Há conhecimento prévio de que os primeiros seres humanos modernos a emigrarem da África e se estabelecerem no extremo leste chegaram à China aproximadamente 120.000 anos atrás.
No entanto, essa nova descoberta indica que hominídeos com muitas características semelhantes já ocupavam a região muito antes desse período estabelecido.
“É possível que as morfologias humanas modernas estejam presentes já tão cedo quanto 300 mil anos atrás, antes do surgimento de humanos modernos na Ásia Oriental”, escreveram os cientistas em seu artigo no Journal of Human Evolution.
A última observação revela um aspecto de extrema relevância inerente a esta descoberta. Isso implica que certas características físicas, anteriormente atribuídas à origem dos seres humanos modernos, na verdade antecedem o surgimento do Homo sapiens na África.
Ao chegarem, os humanos modernos depararam-se com a presença pré-existente desse conjunto de características em outra espécie de hominídeo que habitava uma região distante, no leste da Ásia, o que sugere que os humanos modernos e a recém-descoberta espécie devem ter compartilhado um ancestral comum portador de tais características muito antes do surgimento de ambas as espécies.

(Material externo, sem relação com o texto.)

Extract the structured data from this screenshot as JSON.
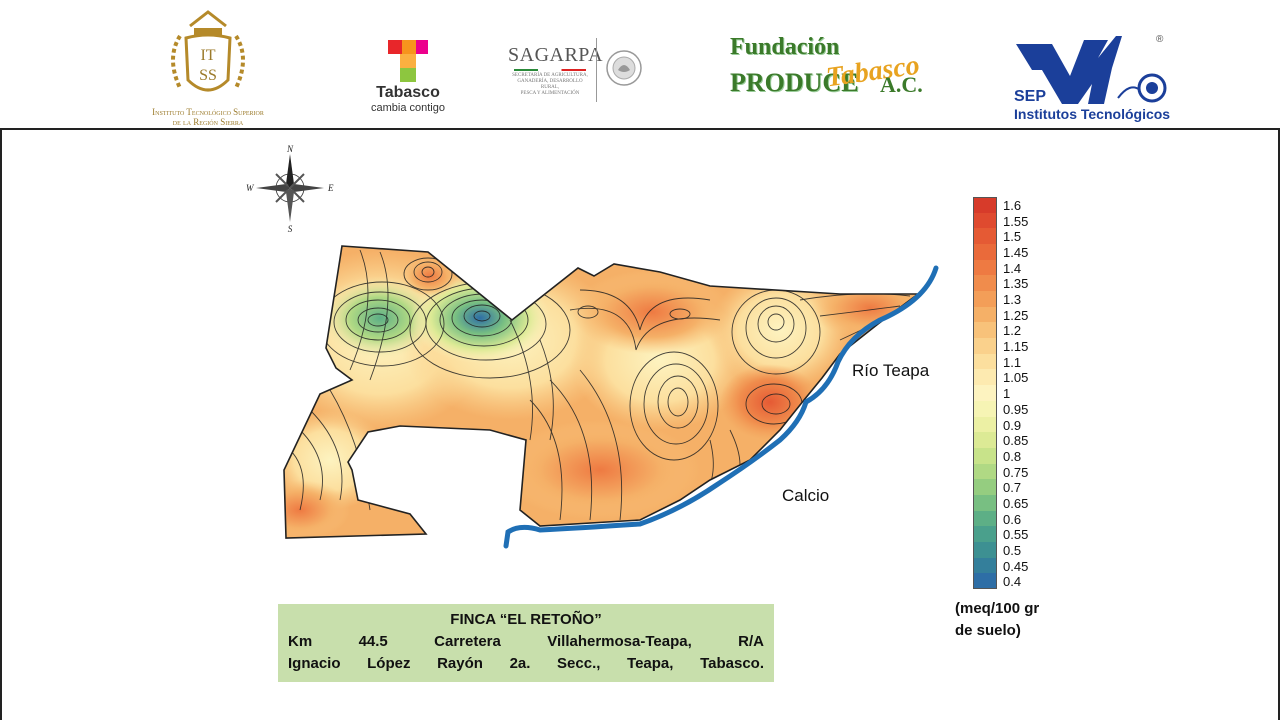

Uma Nova Espécie Humana sem Nome – Por Enquanto
Com a recente identificação da criança HLD 6 como um representante de um novo e singular tipo de hominídeo ancestral, a comunidade científica de biologia evolutiva ao redor do mundo manifesta interesse em dedicar uma análise minuciosa aos ossos de hominídeos pleistocênicos previamente não identificados, recuperados em outras escavações arqueológicas em diversas localidades.

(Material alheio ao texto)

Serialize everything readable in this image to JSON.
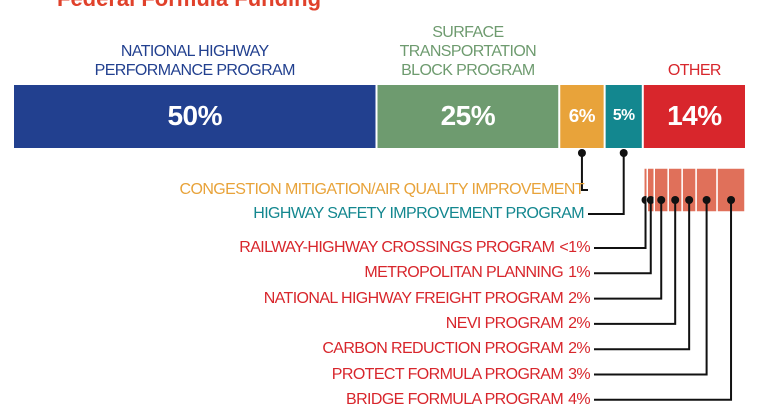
{
  "chart_data": {
    "type": "stacked-bar",
    "title": "Federal Formula Funding",
    "categories": [
      "NATIONAL HIGHWAY PERFORMANCE PROGRAM",
      "SURFACE TRANSPORTATION BLOCK PROGRAM",
      "CONGESTION MITIGATION/AIR QUALITY IMPROVEMENT",
      "HIGHWAY SAFETY IMPROVEMENT PROGRAM",
      "OTHER"
    ],
    "values": [
      50,
      25,
      6,
      5,
      14
    ],
    "value_labels": [
      "50%",
      "25%",
      "6%",
      "5%",
      "14%"
    ],
    "colors": [
      "#22408f",
      "#6e9b6f",
      "#e8a33a",
      "#13878f",
      "#d8262c"
    ],
    "breakdown": {
      "categories": [
        "RAILWAY-HIGHWAY CROSSINGS PROGRAM",
        "METROPOLITAN PLANNING",
        "NATIONAL HIGHWAY FREIGHT PROGRAM",
        "NEVI PROGRAM",
        "CARBON REDUCTION PROGRAM",
        "PROTECT FORMULA PROGRAM",
        "BRIDGE FORMULA PROGRAM"
      ],
      "values": [
        0.5,
        1,
        2,
        2,
        2,
        3,
        4
      ],
      "value_labels": [
        "<1%",
        "1%",
        "2%",
        "2%",
        "2%",
        "3%",
        "4%"
      ],
      "color": "#e0705a",
      "label_color": "#d8262c"
    }
  }
}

Nesse contexto, o objetivo primordial é determinar se tais ossos podem ser atribuídos à recém-descoberta espécie, a qual, presumivelmente, teria deixado vestígios fósseis em seu sítio de ocupação.
Simultaneamente, outros pesquisadores no campo da biologia evolutiva enfrentarão a tarefa de examinar detalhadamente os restos fossilizados encontrados na região de Hualongdong, a fim de corroborar as conclusões notáveis apresentadas pelos cientistas chineses.
Uma vez atestada a veracidade das inferências, a nova espécie será oficialmente denominada e classificada no contexto científico.